You’ll see why Anh and her brothers never made it to America as envisioned. When the three are finally approved to leave Hong Kong, they’re assigned Hut #23, shared with nine more people, at the Sopley Refugee Camp in Hampshire, England. Living in WWII “brutal and sinister, square barracks made of grey concrete” in another foreign land wasn’t that much better. “Resettlement was a lottery, with winners and losers,” though a Red Cross nurse shines a kindly light and the trio make a few friends. Still, they’re caged up with their fates unknown.

How to rise above the “otherness”? Who among the three does? Who’s so broken they can’t?

Those joyful moments are captured in deliciously appealing Vietnamese cuisine, an important aspect of the country’s regional cultures. Food brings comfort, nostalgic memories of home, and a sense of community with other Vietnamese refugees. Music is also seen as a “refuge.” Joyous too are the efforts made to learn English, and Anh’s persistence in wanting to “settle, not wander.”
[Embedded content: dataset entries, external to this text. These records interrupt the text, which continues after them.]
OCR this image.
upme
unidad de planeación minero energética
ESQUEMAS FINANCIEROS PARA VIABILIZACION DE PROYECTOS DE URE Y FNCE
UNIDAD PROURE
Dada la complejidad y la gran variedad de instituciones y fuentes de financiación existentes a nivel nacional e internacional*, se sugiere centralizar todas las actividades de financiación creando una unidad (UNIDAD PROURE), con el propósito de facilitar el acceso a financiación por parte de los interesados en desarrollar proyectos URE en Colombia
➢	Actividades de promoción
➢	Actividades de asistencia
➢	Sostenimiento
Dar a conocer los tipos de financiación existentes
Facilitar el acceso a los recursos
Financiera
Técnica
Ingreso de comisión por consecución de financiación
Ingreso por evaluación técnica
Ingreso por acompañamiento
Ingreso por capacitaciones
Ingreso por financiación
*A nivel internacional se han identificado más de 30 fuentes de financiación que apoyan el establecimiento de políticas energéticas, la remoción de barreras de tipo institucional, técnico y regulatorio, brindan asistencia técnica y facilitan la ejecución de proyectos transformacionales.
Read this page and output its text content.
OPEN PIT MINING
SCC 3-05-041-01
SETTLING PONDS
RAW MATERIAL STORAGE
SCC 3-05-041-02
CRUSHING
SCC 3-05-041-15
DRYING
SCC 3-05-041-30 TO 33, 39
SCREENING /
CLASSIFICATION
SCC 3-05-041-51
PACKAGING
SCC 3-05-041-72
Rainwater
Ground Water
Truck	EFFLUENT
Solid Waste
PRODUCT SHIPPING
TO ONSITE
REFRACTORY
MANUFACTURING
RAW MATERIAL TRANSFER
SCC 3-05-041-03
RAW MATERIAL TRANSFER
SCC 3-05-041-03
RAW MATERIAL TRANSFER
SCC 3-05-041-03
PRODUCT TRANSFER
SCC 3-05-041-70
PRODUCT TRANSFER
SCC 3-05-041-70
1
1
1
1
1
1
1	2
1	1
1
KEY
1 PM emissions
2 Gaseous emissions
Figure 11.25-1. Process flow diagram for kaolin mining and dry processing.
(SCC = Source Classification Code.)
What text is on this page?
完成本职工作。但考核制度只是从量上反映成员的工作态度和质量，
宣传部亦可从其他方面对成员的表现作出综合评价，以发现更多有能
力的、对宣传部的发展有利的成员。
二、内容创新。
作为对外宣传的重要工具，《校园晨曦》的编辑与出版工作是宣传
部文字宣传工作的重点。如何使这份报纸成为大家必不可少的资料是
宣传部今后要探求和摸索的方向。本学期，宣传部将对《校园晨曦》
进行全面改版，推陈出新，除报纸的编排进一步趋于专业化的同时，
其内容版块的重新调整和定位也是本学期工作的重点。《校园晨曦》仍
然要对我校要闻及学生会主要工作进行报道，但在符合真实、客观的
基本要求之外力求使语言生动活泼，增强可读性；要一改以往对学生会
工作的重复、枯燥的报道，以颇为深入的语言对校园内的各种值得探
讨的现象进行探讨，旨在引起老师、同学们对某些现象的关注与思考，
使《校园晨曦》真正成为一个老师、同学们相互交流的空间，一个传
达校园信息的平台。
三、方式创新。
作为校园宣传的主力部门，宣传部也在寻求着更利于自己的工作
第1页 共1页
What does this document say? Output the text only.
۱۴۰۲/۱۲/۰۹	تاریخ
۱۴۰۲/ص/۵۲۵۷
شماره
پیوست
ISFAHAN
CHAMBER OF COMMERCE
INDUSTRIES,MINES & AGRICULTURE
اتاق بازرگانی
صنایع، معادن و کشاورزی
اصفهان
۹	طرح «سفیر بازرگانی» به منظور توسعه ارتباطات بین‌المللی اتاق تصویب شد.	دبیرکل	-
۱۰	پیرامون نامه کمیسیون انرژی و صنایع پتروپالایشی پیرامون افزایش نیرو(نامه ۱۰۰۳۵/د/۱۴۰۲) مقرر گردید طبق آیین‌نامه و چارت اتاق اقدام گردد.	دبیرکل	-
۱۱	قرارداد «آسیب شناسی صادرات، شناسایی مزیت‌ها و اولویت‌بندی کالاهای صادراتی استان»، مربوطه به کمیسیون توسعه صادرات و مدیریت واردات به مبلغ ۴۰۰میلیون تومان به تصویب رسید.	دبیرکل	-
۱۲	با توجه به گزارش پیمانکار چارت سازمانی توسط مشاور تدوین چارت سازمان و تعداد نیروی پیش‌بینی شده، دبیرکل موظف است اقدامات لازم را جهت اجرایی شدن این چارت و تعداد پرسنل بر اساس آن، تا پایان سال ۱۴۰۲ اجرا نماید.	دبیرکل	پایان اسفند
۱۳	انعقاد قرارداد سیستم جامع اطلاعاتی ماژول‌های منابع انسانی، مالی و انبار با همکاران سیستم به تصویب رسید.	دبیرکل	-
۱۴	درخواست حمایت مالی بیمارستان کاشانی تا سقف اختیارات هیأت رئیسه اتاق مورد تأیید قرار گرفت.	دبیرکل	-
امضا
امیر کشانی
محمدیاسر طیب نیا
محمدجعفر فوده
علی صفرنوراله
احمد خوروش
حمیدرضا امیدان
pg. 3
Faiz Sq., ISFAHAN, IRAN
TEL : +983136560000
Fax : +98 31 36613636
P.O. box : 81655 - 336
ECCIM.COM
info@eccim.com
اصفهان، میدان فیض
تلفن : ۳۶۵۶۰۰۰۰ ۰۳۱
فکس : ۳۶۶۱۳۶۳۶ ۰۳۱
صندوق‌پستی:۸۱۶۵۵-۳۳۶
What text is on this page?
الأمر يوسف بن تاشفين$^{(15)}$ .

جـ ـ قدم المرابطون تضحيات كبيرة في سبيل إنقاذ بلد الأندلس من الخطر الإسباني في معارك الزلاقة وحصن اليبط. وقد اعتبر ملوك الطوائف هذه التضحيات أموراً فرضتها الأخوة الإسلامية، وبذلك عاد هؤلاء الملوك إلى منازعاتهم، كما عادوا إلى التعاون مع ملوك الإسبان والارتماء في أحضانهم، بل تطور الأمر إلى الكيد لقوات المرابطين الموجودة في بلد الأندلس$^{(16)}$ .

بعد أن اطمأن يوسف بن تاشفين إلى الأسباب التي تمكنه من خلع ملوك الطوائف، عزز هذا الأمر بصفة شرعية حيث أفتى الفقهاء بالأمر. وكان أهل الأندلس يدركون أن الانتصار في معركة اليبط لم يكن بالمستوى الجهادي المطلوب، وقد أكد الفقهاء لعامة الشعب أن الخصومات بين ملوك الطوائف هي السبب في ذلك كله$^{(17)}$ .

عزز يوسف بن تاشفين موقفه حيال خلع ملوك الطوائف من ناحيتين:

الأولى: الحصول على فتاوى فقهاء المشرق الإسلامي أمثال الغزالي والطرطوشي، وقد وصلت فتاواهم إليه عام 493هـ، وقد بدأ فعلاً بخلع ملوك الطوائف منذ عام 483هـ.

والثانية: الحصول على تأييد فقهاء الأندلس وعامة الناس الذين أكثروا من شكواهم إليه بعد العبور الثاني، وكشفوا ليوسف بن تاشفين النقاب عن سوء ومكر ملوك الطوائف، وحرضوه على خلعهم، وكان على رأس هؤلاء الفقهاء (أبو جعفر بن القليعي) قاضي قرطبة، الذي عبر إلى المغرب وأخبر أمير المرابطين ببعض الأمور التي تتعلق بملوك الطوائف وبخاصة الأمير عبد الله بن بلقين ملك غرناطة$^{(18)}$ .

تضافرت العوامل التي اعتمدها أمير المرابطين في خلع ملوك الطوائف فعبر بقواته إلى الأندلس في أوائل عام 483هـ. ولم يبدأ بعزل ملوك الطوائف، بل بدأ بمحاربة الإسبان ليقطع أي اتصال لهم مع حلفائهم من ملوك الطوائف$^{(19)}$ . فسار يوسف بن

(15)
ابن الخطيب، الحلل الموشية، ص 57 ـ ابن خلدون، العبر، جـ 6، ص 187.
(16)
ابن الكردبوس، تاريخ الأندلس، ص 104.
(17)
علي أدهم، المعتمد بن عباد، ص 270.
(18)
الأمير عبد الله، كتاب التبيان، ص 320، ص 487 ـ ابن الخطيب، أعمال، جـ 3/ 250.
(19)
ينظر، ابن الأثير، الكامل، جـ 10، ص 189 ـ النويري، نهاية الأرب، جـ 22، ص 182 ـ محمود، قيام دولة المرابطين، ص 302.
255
The US has yet to realize a National Vietnam Museum. Plans for one are underway in Texas, highlighted in this short video:

 

 

Judging by the 5 million annual visitors who come to the Vietnam Veterans Memorial in Washington, DC to pay their respects to the 58,000 Americans who died fighting the Vietnam War, a museum to pay respects to the Vietnamese refugees would fill a void. (The real number of veterans is another 500,000 who bear the psychiatric scars of the war: PTSD, depression, alcoholism, homelessness, suicide.)

“What is the point of opening up the door to her past?” Anh ponders at one point.

The point is the reckoning is not over. “What better way of processing our past, than by rewriting it?” Pin asks and answers.